Мужчина устало провел рукой по давно немытым волосам, пожевал губами и тоскливо уставился на Малику.
– Он навестил меня перед отъездом, госпожа Вейн. Он сказал, что ему обязательно нужно с вами повидаться… А еще… Граф дал мне бумагу с адресом его дальнего родственника в Ловенне, которого нашел совсем недавно. На тот случай, если с ним что-нибудь случится. Так и сказал – знаете, Берн, все мы смертны… И если я не вернусь, напишите по этому адресу, чтобы до очередного императорского указа мой замок занимал один из моих дальних родственников, который чудом уцелел. Лунная немочьне дремлет, госпожа Вейн. Я должен заботиться о людях.
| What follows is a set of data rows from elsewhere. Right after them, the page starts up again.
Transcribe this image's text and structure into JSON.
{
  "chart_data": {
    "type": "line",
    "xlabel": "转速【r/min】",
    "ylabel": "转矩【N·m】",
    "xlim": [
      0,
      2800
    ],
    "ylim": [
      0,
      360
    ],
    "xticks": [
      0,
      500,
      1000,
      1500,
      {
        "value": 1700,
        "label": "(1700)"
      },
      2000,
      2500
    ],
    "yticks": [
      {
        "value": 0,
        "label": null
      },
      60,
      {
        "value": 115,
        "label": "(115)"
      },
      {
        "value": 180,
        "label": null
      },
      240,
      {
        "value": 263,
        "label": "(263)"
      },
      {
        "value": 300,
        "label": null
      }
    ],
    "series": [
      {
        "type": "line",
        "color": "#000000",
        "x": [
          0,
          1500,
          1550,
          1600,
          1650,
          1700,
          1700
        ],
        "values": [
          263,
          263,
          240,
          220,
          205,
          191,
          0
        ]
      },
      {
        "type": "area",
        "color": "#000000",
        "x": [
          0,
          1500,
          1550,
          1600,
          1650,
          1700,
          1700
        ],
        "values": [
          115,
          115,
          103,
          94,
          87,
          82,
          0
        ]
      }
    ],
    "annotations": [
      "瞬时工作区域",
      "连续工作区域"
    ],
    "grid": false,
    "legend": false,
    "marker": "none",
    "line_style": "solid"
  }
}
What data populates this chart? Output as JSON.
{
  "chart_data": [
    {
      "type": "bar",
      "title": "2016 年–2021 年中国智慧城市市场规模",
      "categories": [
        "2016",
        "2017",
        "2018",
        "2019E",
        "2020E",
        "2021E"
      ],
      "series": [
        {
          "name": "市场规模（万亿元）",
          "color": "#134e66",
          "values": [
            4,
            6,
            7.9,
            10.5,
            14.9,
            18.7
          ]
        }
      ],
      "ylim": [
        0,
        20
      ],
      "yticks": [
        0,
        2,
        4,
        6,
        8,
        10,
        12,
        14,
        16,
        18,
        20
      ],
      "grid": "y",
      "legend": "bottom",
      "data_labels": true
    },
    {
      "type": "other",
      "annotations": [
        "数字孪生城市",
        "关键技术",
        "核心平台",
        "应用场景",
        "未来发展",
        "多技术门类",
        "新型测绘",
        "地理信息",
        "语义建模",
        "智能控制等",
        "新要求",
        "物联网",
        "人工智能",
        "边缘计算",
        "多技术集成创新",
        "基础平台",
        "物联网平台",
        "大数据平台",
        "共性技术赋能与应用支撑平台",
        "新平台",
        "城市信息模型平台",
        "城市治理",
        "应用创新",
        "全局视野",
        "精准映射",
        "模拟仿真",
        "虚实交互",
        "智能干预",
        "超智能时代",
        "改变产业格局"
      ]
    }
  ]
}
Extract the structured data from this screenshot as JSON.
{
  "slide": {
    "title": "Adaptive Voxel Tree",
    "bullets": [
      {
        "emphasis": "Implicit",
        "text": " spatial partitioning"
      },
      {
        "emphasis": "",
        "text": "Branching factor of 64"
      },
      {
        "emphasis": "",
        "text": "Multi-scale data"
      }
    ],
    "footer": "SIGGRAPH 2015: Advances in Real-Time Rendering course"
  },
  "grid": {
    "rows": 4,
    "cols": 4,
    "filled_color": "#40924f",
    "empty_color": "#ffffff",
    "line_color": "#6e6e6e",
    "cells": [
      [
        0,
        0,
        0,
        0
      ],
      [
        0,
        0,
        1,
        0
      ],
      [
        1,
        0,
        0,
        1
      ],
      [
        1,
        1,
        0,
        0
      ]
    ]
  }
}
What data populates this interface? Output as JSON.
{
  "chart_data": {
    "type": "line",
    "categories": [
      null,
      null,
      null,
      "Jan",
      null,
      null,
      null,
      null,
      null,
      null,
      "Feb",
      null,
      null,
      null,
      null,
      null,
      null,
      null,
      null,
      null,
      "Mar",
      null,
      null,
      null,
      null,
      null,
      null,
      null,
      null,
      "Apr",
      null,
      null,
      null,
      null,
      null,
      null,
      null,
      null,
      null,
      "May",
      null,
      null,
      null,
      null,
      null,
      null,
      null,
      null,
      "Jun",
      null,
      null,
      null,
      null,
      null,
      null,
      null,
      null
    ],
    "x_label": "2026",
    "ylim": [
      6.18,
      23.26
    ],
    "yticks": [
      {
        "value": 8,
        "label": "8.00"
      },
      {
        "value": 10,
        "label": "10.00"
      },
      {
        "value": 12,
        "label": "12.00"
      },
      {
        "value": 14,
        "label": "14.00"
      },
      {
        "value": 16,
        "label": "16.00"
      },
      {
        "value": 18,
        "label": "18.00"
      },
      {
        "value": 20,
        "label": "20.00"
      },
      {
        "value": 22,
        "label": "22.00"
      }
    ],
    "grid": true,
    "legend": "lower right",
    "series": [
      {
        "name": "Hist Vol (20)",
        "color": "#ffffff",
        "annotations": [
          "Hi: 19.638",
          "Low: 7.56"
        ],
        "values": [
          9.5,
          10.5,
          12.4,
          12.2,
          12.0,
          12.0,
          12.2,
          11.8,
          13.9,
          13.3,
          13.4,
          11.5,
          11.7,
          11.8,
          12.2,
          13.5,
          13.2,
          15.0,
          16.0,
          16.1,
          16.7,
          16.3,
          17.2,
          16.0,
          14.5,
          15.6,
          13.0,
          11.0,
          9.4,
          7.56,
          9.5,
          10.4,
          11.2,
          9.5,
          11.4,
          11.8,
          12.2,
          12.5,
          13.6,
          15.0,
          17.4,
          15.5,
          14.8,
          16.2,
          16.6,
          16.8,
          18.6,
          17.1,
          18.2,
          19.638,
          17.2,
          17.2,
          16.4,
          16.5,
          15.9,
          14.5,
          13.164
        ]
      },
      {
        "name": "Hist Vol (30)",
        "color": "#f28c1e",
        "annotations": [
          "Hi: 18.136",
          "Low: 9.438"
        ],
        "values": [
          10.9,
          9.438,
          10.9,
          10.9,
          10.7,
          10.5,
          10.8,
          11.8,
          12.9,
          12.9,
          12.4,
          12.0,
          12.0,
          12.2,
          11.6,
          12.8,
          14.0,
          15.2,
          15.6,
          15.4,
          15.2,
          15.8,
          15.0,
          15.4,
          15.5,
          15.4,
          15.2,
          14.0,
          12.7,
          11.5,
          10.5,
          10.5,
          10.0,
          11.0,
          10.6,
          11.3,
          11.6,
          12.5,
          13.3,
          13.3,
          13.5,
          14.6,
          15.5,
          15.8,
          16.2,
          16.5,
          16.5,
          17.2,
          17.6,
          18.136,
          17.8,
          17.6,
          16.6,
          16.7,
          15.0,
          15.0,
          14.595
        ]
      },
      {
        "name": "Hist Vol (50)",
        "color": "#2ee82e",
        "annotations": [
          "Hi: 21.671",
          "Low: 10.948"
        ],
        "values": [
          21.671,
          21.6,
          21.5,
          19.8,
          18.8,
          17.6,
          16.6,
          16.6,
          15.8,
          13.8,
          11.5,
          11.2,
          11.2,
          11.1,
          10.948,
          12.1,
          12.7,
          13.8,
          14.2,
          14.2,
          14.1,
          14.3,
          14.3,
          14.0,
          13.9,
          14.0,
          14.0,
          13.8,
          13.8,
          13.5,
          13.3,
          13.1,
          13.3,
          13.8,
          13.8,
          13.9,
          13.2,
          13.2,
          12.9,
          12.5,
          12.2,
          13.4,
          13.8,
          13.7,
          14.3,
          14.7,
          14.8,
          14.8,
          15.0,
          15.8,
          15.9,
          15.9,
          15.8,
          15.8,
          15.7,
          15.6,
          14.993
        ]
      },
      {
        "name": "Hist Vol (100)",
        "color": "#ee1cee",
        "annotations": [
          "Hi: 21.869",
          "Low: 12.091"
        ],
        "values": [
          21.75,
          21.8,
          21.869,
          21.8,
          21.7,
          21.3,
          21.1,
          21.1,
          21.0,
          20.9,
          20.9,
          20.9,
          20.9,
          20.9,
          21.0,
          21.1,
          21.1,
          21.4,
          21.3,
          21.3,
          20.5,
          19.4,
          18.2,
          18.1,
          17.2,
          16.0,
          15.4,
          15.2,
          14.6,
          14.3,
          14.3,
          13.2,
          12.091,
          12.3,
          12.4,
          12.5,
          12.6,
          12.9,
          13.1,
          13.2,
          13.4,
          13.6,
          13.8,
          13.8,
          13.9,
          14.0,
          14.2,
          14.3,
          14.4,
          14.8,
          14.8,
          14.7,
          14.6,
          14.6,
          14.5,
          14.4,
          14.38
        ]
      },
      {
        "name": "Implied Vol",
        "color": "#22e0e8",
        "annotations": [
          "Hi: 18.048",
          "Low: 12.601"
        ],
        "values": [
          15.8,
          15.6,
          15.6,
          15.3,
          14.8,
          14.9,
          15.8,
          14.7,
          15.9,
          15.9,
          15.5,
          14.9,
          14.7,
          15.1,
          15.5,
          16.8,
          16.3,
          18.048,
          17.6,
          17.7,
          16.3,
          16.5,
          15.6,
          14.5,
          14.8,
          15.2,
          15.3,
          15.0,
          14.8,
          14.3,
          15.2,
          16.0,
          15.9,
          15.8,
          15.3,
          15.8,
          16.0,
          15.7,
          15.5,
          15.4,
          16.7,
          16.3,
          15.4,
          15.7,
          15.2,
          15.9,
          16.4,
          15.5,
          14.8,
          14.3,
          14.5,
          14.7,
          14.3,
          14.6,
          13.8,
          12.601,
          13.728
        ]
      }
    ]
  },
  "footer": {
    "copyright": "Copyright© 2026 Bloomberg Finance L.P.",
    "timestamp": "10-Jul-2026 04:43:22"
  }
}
Берн ссутулился, потер руки.
– Это все, что я могу вам рассказать, агент Вейн. Теперь вы меня оставите в покое?
– Вы уже написали в Ловенну? – беззвучно спросила Малика.
– Нет. Но скорее всего, я это сделаю сегодня.
Она вздохнула. Больше всего на свете Малике хотелось закрыть глаза и куда-нибудь прилечь. Напряжение схлынуло, оставляя на сердце, на душе пустыню.
– Перепишите мне адрес, Берн. Я как раз еду в Ловенну и сама навещу этого… родственника.
Благодатный край
Ловенна встретила их свежестью, тишиной раннего утра и запахом яблок. Выбираясь из экипажа, разминая затекшие от долгой неподвижности ноги, Малика все озиралась по сторонам – а не выстроились ли вдоль дороги плетеные, потемневшие от ночной сырости, корзины с ароматными плодами? Но нет. Яблок она не увидела. Зато бросалось в глаза солидное количество лошадиного навоза, глубокие колеи, которые в дождь должны были превращаться в непроходимые болота, и деревянные дома, большие и неуклюжие, застывшие бурыми медведями среди буйной зелени.
Над черепичными крышами домов занимался рассвет. А еще чуть выше в небо вгрызались горы-клыки, сплошь покрытые черными оспинами и кое-где обернутые туманом.
– Благодатный край, – насмешливо подытожил Марио Игиро, – так всегда бывает. Самые черные, самые жуткие преступления совершаются в таких вот тихих и далеких от городской суеты местах. Кто знает, что нас здесь ждет, а?